Каждая из названных ситуаций создает особое смысловое пространство, в котором тождественный с чисто формальной точки зрения языковой «прием» предстает в совершенно ином свете[181]. Один и тот же фразовый контур погружается каждый раз в иную среду, а значит, включается в иные перспективы, иную сеть ассоциативных ходов, иные ожидания, в силу чего в нем высвечиваются черты, укорененные именно в данной среде. Коммуникативное пространство неформального и непосредственного «разговорного» общения приводит в движение соответствующие ей апеллятивные и эмоциональные механизмы, жанровые представления, ассоциативные ресурсы — все это в симбиозе, различные аспекты которого сами говорящие едва ли были бы способны выделить и осознать, но который они непосредственно переживают в качестве своего коммуникативного самоощущения. Любая конкретная языковая черта высказывания воспринимается в этом пространстве с точки зрения того, какой вклад она вносит в создание и поддержание интимно-непринужденных языковых отношений, основанных на молчаливом предположении — не обязательно соответствующем действительности, — что многое в содержании коммуникации «само собой понятно» ее участникам. В этом коммуникативном пространстве подразумевание субъекта воспринимается как преднамеренное пренебрежение грамматическими и риторическими «формальностями», подчеркивающее раскованность общения, непосредственность контакта между говорящими и ту степень их взаимного доверия и понимания, которая делает такую эллиптичность выражения возможной. Но в патетически-ораторском коммуникативном пространстве тот же контур высказывания, будучи погружен в представлении говорящих в совершенно иную мысленную среду, принимает иной облик, вызывающий иную реакцию и иные ассоциации. На ум приходят аналогии с «республиканским» ораторским стилем древнего Рима и библейской риторикой либо их бесчисленными подражаниями в поэзии, драме, публицистике нового времени. В этом пространстве отсутствие местоимения вызывает образ суровой краткости, лаконической энергии, ритмической остроты, «гранитной» отточенности стиля, отсекающего всяческие избыточные «округления».

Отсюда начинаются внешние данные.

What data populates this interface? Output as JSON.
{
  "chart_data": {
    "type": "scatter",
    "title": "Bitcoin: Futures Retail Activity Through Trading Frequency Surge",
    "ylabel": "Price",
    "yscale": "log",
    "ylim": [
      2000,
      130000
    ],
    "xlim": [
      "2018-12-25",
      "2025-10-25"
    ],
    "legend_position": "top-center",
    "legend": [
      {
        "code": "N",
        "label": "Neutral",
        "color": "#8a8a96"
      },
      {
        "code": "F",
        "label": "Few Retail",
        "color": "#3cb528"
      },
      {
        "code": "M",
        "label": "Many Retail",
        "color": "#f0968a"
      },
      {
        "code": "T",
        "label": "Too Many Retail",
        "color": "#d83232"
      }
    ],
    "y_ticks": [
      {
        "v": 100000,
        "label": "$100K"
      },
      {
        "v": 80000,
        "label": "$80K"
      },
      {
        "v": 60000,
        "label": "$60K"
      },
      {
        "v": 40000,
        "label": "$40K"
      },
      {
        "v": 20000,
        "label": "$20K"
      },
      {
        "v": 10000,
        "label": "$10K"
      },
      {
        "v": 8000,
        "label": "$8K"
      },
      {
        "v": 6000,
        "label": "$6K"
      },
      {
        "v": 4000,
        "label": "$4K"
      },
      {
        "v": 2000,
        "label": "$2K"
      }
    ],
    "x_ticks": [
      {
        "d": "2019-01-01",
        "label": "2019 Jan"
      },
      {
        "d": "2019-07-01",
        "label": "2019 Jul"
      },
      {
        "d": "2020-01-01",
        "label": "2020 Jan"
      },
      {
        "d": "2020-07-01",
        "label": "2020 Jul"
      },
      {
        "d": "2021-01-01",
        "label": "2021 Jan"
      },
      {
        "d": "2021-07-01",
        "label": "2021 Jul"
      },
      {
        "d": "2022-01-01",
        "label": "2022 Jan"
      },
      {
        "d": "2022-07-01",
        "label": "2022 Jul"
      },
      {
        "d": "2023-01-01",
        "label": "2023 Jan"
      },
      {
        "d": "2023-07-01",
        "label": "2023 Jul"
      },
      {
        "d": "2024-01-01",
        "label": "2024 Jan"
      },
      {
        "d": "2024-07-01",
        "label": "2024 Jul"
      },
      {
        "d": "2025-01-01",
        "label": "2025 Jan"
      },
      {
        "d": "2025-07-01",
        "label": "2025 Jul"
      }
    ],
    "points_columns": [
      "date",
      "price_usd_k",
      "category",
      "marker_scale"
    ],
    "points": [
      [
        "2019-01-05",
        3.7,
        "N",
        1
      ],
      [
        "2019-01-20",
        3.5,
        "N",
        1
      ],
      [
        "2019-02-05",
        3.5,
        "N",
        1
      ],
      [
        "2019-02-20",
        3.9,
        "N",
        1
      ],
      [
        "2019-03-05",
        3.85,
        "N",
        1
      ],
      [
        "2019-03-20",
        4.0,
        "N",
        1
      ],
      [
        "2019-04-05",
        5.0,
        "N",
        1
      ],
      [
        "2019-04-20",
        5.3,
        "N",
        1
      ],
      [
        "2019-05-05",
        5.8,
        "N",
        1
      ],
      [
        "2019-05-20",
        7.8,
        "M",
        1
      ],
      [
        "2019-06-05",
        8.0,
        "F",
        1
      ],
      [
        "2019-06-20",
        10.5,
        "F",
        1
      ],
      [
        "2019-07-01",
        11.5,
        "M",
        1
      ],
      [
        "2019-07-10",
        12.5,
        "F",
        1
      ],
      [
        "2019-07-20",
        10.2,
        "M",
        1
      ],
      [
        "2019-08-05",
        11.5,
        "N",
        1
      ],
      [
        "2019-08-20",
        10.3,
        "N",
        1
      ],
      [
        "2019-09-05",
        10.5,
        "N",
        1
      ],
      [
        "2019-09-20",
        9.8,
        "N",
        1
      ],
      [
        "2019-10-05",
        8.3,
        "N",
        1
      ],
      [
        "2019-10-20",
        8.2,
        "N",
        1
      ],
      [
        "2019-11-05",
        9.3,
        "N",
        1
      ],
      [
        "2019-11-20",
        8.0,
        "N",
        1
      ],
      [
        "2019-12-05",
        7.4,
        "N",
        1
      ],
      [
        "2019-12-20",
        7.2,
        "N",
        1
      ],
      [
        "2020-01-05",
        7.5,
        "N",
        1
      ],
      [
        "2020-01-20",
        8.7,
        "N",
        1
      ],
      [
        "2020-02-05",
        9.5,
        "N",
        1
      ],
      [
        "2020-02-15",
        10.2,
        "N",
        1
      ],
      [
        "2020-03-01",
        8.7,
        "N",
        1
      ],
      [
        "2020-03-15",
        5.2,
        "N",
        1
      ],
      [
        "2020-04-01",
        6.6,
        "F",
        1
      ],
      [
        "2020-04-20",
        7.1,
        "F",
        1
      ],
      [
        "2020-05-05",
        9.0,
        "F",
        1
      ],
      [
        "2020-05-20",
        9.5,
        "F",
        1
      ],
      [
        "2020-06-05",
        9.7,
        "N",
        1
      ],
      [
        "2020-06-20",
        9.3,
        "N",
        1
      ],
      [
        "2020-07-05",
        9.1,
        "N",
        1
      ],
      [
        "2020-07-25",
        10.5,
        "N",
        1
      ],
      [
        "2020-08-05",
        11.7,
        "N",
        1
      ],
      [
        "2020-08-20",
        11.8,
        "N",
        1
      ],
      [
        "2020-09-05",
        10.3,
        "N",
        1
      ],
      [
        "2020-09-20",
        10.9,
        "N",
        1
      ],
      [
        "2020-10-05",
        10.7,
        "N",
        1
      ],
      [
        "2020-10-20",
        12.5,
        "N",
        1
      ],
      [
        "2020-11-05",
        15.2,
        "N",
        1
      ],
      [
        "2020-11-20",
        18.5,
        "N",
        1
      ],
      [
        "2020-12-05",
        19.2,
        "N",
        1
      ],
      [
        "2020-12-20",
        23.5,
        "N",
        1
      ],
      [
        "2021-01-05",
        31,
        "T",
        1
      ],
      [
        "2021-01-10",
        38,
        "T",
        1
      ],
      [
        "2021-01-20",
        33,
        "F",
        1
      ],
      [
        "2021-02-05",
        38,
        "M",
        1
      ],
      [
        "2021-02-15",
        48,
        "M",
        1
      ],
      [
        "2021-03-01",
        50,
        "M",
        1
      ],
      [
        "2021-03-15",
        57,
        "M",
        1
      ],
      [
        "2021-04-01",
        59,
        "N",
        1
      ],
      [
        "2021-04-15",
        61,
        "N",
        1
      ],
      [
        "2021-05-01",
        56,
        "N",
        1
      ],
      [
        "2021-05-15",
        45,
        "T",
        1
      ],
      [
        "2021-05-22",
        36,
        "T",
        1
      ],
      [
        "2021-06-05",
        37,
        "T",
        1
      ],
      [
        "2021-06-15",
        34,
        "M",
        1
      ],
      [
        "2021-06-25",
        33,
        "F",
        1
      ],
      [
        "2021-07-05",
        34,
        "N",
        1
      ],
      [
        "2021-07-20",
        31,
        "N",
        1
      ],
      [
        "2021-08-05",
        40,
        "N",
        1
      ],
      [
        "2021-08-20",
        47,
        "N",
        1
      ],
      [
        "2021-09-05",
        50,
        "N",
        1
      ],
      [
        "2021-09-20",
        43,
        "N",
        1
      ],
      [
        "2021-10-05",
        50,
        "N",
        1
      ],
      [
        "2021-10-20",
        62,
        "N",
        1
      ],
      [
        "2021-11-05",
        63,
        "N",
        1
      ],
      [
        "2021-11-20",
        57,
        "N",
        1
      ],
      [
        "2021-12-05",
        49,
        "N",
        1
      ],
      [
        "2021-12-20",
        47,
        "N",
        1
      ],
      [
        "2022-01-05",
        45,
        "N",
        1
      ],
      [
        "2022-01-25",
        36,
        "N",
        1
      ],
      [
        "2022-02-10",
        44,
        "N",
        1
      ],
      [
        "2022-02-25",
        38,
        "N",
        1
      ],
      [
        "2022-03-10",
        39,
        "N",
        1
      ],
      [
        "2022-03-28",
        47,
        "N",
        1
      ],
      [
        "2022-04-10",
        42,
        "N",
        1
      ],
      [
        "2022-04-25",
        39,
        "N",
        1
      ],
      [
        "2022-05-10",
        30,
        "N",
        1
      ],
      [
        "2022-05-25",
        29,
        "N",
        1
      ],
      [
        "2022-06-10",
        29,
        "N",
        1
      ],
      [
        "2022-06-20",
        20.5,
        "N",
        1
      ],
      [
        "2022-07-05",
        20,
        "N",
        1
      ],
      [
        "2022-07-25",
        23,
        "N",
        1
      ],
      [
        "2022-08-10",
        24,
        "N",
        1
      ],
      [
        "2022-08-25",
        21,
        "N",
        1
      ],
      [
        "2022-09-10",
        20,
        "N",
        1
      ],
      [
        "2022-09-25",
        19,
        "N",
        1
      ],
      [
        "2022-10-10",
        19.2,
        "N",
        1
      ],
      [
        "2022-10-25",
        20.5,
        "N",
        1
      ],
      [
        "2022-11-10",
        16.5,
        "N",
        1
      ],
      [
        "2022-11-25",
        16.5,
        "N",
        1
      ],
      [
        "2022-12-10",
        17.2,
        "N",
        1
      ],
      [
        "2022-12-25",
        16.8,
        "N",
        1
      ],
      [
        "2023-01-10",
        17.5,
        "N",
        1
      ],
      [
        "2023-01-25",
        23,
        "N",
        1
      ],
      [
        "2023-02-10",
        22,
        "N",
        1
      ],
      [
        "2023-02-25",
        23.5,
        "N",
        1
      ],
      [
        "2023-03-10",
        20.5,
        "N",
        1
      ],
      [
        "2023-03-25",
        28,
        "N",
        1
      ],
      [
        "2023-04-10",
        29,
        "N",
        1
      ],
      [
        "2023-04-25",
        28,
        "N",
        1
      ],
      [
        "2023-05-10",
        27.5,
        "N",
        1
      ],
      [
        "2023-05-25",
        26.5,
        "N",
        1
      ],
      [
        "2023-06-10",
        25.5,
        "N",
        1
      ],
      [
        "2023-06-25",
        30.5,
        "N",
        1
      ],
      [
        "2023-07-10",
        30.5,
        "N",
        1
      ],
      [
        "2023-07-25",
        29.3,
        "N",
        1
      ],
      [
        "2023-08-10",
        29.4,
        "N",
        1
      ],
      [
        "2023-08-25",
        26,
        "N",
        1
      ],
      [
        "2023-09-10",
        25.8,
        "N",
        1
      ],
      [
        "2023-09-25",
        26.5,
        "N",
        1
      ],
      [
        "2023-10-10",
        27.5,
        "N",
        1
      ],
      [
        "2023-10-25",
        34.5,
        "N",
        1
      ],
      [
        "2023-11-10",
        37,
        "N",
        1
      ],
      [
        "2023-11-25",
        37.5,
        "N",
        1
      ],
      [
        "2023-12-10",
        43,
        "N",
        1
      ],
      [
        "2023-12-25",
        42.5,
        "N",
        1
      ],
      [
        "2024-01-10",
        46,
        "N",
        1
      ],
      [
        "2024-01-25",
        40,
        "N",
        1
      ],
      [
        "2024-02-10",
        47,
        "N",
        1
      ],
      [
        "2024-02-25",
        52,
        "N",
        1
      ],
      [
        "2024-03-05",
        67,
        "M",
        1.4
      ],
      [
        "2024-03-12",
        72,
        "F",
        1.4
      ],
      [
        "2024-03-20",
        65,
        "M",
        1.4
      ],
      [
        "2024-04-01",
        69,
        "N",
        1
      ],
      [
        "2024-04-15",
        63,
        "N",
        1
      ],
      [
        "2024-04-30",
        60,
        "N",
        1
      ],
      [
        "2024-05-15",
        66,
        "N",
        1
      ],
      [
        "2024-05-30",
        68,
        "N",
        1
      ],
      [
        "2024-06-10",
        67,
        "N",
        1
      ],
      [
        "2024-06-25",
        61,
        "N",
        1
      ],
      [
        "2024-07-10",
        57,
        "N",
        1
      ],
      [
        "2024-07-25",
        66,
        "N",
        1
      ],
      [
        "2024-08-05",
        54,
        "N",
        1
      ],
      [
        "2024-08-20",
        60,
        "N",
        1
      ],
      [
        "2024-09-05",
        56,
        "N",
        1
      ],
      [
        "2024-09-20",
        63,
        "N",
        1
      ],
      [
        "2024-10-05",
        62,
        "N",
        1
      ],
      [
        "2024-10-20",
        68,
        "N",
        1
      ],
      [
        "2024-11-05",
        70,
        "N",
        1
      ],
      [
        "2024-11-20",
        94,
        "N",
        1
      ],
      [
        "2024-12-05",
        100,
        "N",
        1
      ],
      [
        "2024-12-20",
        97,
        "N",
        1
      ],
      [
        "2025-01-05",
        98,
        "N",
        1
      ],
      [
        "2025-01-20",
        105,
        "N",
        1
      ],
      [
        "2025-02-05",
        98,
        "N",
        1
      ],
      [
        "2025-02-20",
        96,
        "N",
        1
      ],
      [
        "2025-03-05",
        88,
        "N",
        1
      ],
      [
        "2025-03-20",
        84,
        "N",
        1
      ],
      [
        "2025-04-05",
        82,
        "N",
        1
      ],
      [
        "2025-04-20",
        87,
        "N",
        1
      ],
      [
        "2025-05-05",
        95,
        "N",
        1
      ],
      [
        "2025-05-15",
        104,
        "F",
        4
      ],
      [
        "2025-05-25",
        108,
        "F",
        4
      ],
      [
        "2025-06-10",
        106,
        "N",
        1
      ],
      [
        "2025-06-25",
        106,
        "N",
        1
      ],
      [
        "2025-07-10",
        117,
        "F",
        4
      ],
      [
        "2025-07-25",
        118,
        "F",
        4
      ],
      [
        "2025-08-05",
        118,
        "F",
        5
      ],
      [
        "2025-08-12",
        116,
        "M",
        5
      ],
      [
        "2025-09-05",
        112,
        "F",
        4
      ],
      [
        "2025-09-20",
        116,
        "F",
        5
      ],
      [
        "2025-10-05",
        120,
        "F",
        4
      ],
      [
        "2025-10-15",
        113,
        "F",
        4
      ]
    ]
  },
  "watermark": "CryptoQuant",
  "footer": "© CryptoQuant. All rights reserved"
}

Герой «Крокодила» Достоевского, Иван Матвеич, попав в утробу крокодила, пускается в патетические рассуждения по поводу своего необычного положения, приводя в раздражение своего друга — повествователя:

— Старик прав, — решил Иван Матвеич так же резко, как и по всегдашнему обыкновению своему в разговорах со мной. — Слушан внимательно. Ты сидишь?

вернуться

181

Можно вспомнить в этой связи, как Медведев в своей критике концепции «искусства как приема» указывал на то, что формально один и тот же прием может иметь совсем разные значения в разных идеологических контекстах (П. Н. Медведев, Формальный метод в литературоведении. Критическое введение в социологическую поэтику, Москва, 1928, стр. 155–156).